Iditarod feels like it’s one of the ultimate endurance tests.
There’s a certain level of survival between all of us together.
Travelling on your dog team, you’re creating your own wind chill factor of 8-12 miles an hour and if it’s already 40 below it’s hard to breathe.
At least we’re gonna give a little extra food to Claw and Durnax.
We have 43 adult dogs and then 12 puppies.
We’re with them every single day.
A lot of people will all say, “How you do keep them all straight?
How do you remember?
Do they all have names?” It's like, of course they all have names, and, yeah, they’re our fur family.
She lifts me up when I’m feeling down and encourages me if I’m having a tough time.
And likewise, I can do the same for her.
Not many people can learn how to walk together, or learn how to drive a car for the first time.
We have never missed a birthday with each other, from day one, and I think that’s a pretty special thing.
And I don’t know what’s it like to not be a twin.
But I wouldn’t want it any other way.
To run the Iditarod, it takes, for the fastest teams, just over about eight and a half days.
It’s something that you work for all year round, and...to be fit, definitely is an advantage.
Anna and Kirsty are very good competitive ultra-athletes, running 100-mile races and that sort of thing.
When they apply that to mushing, I mean, it just gives them a huge advantage.
When it’s really, really cold, you have to be comfortable, taking very slow, almost shallow breaths because if you take a huge gulp of air, you’re gonna start coughing and almost gagging, because it’s too cold for your lungs to deal with.
You need that oxygen to go through to help you metabolise energy.
So, it’s a physiologic necessity.
We’re travelling as this one unit down the trail which we rely on one another to get where we wanna go.
It’s a deep, deep connection and a bond that can’t be broken, and it’s hard to compare it to anything else.
The weather is, I think, one of the most challenging things to deal with because it’s unpredictable.

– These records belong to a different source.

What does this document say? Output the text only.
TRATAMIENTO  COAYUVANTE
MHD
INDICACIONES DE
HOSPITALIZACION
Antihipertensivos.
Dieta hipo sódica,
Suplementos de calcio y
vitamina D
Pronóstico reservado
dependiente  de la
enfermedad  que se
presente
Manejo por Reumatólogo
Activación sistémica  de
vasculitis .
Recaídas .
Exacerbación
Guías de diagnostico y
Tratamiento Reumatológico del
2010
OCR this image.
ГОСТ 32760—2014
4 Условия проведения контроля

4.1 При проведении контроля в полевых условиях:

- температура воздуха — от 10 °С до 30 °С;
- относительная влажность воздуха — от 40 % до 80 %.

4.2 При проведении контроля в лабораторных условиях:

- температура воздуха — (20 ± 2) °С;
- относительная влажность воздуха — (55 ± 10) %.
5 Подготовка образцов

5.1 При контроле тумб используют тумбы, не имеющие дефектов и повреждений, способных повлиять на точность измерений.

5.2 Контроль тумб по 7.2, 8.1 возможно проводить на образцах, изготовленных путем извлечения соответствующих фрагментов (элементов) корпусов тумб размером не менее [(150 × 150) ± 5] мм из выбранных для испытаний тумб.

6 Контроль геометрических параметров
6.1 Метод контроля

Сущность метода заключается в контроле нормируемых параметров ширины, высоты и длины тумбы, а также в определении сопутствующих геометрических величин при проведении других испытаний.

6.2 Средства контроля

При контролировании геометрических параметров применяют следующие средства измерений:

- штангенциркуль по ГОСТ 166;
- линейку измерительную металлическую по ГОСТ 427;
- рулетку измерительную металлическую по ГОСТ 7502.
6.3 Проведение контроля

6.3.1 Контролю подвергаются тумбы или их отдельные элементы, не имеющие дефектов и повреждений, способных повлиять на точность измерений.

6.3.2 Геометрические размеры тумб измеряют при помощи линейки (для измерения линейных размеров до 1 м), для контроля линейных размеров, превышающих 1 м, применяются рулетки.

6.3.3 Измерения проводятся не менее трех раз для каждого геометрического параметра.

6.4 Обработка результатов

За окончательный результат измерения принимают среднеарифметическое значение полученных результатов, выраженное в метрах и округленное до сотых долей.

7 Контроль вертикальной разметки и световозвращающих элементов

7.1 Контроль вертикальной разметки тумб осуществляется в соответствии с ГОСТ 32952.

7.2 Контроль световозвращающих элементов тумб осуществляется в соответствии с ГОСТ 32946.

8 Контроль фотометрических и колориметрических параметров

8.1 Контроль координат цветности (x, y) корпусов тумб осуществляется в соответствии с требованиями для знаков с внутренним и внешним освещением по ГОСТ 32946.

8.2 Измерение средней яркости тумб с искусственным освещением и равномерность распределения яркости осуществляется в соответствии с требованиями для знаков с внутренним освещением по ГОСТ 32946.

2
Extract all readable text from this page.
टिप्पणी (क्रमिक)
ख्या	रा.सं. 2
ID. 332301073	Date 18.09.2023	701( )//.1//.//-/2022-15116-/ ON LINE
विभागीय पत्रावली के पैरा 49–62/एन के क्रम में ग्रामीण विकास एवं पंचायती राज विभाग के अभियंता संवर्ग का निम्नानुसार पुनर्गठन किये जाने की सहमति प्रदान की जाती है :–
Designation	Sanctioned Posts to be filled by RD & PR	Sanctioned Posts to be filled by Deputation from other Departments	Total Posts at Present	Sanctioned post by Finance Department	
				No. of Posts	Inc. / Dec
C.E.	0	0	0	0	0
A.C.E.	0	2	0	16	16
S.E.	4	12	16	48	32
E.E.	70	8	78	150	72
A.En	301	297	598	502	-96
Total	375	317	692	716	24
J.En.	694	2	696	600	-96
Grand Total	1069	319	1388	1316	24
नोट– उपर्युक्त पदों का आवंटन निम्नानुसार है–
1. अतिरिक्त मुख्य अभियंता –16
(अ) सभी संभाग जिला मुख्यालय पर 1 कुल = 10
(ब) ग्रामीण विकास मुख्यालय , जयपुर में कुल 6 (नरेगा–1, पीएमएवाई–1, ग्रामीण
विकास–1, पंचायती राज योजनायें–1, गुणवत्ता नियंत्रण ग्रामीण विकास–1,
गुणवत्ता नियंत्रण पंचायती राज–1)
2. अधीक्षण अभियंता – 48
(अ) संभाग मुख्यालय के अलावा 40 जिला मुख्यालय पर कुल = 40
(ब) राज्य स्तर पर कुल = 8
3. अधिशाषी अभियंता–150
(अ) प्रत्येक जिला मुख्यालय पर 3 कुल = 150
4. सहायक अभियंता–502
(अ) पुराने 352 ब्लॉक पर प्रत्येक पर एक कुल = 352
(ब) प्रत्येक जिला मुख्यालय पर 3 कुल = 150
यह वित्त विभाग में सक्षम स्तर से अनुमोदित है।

It can get dangerous, we’ve encountered some really, really nasty storms with hurricane-force winds, where your sled’s being blown over sideways, glare ice where you really wouldn’t walk on.
The coldest temperature I’ve ever experienced while mushing dog was 63 below.
We just breathe out of your nose because it forces you to kind of concentrate and get more out of that air and take shorter smaller breaths and to not panic cause you can’t breathe.
Why do we do this?
It’s…I think definitely a love of dogs, adventure.
Just an amazing experience all the way around.
Even better to share it with Anna because we’ll be talking about this for the rest of our lives.
Well, for Kristy this will be her 10th Iditarod and for me, Anna, this will the my 8th Iditarod.
It’s a really great sport as it is, because we’re judged on an even playing field for men and women, there’s no handicap.
I think that’s really unique for the sport and I think that’s great.
I remember when I ran my first Iditarod, someone had made the comment “She’s never gonna make it past McGrath, she’s just a pretty face.” and at first, I was little bit like, "What?"
You know I worked so hard to get here, you don’t know me.
At the same time, it was kind of motivation too, it’s like, I’ll show you and then I’m gonna run it again next year.
- I would like to drive through here right now.
Going in Iditarod you feel all the feels.
You’ll get nervous, you get excited.
I mean, it’s great but I don’t like all the pomp and circumstance of it all, the ceremonial start, the banquets and stuff and I love all the fans but I don’t do that for all that stuff.
If there was no Iditarod, I’d still wanna mush dogs out in the middle of nowhere, but this is great opportunity to go places with a dog team that I wouldn’t without this race so, I can’t wait to get out on the trail.
It’s just you and your dogs and that’s all you have to care about.